Esse cálculo de probabilidades pode ficar complicado, e outros animais não têm como fazê-lo antes de decidirem se defendem ou atacam outro indivíduo com base no parentesco. Por isso, usam outros artifícios. A distância física por exemplo. Territorialismo e outros tipos de comportamentos animais acabam favorecendo, ainda que indiretamente, o reconhecimento do grupo familiar e, conseqüentemente, por quem vale a pena lutar e por quem vale a pena morrer. Tente entrar em um grupo de babuínos, ou no seletíssimo grupo das meninas da biologia da UFRJ turma de 89/1 e você vai ver do que estou falando: vai levar uma corrida!

Apesar disso, os humanos são extremamente permissíveis a indivíduos externos ao grupo familiar e a explicação mais plausível para isso é o altruísmo recíproco (veja aqui). Raffaella e Manoele me hospedaram e me levaram pra tomar gelatto em San Gimminiano quando eu estive em Florença, e eu hospedei e levei eles pra tomar caipirinha no Rio Scenarium quando estiveram no Rio. Não é justificativa mais do que suficiente?

Que bichinho é esse? Que plantinha é essa?


Por trás dessas perguntas simples, que certamente estão entre as mais escutadas por qualquer biólogo, está um dos maiores problemas da biologia: a classificação dos seres vivos

A taxonomia é a parte da biologia que se ocupa em identificar e nomear os organismos e grupos de organismos. Ela faz isso utilizando características que são comuns a esses grupos. Quanto mais características comuns, mais os mesmos organismos avançam na escala de classificação. A classificação mais ampla é a de domínio, mas nem mesmo nessa existe consenso. A maior parte considera apenas procariotos e eucariotos. Mas há aqueles que reconheçam o domínio Arquea, com bactérias tão antigas quanto a Terra e que diferenças fisiológicas e morfológicas que os caras julgam como suficientes para a separação. Depois vem os reinos, que podem ser cinco (ou seis dependendo do autor): Monera (as bactérias de novo), protista (os eucariotos unicelulares, principalmente os protozoários), Fungi (ótimos em pizzas e macarronadas), animal (com movimento próprio) e vegetal (sem movimento próprio), protista, monera).

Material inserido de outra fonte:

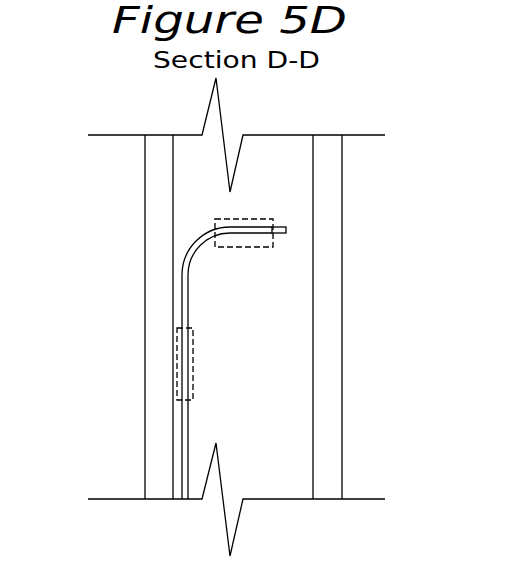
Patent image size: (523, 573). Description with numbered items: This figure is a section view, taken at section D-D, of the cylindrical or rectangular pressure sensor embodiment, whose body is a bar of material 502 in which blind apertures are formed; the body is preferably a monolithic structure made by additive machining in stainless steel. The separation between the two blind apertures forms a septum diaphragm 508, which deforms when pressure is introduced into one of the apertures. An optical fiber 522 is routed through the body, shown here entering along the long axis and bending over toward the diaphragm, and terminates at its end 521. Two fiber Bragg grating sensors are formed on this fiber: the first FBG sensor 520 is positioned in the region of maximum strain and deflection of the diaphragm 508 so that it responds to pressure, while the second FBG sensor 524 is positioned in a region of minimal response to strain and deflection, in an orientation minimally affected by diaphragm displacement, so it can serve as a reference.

The bar of material 502 is at (333, 380).
The diaphragm 508 is at (265, 350).
The first FBG sensor 520 is at (262, 212).
The fiber end 521 is at (286, 230).
The optical fiber 522 is at (192, 305).
The second FBG sensor 524 is at (170, 350).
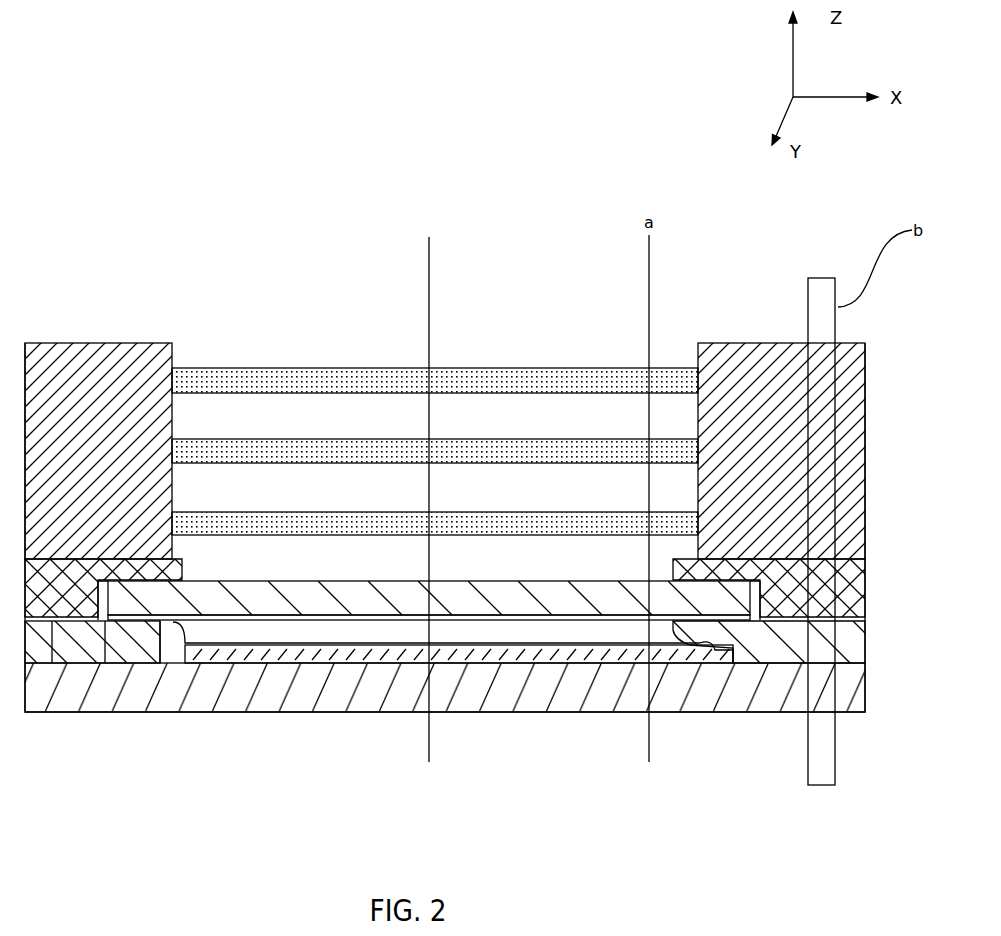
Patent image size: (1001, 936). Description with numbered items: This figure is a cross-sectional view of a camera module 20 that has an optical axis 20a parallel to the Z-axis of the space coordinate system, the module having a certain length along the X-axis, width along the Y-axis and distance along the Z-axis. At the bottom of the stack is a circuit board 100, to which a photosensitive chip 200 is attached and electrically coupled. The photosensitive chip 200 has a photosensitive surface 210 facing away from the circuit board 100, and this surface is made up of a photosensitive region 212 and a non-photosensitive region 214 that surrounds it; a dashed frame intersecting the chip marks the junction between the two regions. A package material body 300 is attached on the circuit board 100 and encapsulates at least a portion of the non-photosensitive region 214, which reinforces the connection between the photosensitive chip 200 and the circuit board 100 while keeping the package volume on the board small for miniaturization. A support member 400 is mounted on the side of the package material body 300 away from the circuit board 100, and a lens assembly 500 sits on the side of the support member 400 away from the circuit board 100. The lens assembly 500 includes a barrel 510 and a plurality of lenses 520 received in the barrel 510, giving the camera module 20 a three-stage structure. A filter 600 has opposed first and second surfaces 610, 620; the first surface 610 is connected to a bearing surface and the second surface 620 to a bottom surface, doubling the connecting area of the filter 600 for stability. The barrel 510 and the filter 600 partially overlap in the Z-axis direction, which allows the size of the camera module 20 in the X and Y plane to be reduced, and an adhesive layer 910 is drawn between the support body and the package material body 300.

The camera module 20 is at (62, 44).
The optical axis 20a is at (430, 269).
The circuit board 100 is at (113, 687).
The photosensitive chip 200 is at (446, 709).
The photosensitive surface 210 is at (446, 709).
The photosensitive region 212 is at (600, 657).
The non-photosensitive region 214 is at (682, 658).
The package material body 300 is at (165, 625).
The support member 400 is at (63, 590).
The lens assembly 500 is at (445, 392).
The barrel 510 is at (122, 345).
The lenses 520 is at (216, 368).
The filter 600 is at (429, 685).
The first surface 610 is at (465, 617).
The second surface 620 is at (532, 585).
The conductive adhesive 910 is at (770, 565).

Depois vem os Filos (ou para os puristas, fila no plural em latim). Classe, ordem, família e gênero são todos degraus dessa escala taxonômica. O nível taxonômico mais alto em que não se pode ser mais ou menos inclusivo é o de espécie: um conceito importantíssimo na biologia, mas que continua insuficientemente bem definido. Pode ser a forma como as pessoas leigas se referem a diferentes tipos de organismos: Cães são de uma espécie e gatos são de outra. Pode ser a nomenclatura binomial padrão criada por Carl von Linné através da qual cientistas se referem ao organismos: Canis familiaris e Felis Catus.

As espécies são geralmente definidas como um grupo com muitas características em comum, mas a principal é que eles são capazes de se reproduzir entre si e formar uma prole fértil. No caso dos animais superiores isso quer dizer que eles são capazes de trocar genes uns com os outros, uma idéia subjacentes ao conceito de espécie e muito importante. No entanto, em muitos, muitos casos, essa medida não é adequada e é necessário usar parâmetros com maior poder de distinção, como similaridade do DNA ou traços modificados localmente.

Geralmente, a distinção entre diferentes espécies, ainda que muito próximas, é relativamente simples. O cavalo (Equus caballus) e o burro (Equus asinus) são facilmente separados mesmo sem estudo ou treino. No entanto, eles são tão próximos que podem cruzar. Mas como a prole resultante, a mula, não é fertil, eles são claramente separados como espécies.

Abre parênteses:

Se você é biólogo, corre o risco de já ter visto a Mula Rouca, um outro ‘híbrido’, só que muito mais ‘fértil’, como vocês podem ver no vídeo abaixo.

Fecha parênteses.

Para Darwin, espécie era “um termo arbitrário dado por conveniência a um grupo de indivíduos que se parecem muito…ele não difere, essencialmente, do termo variedade, que é dado para formas menos distintas e mais flutuantes. O termo variedade, novamente em comparação com uma mera diferença individual, é também aplicado arbitrariamente por pura conveniência.”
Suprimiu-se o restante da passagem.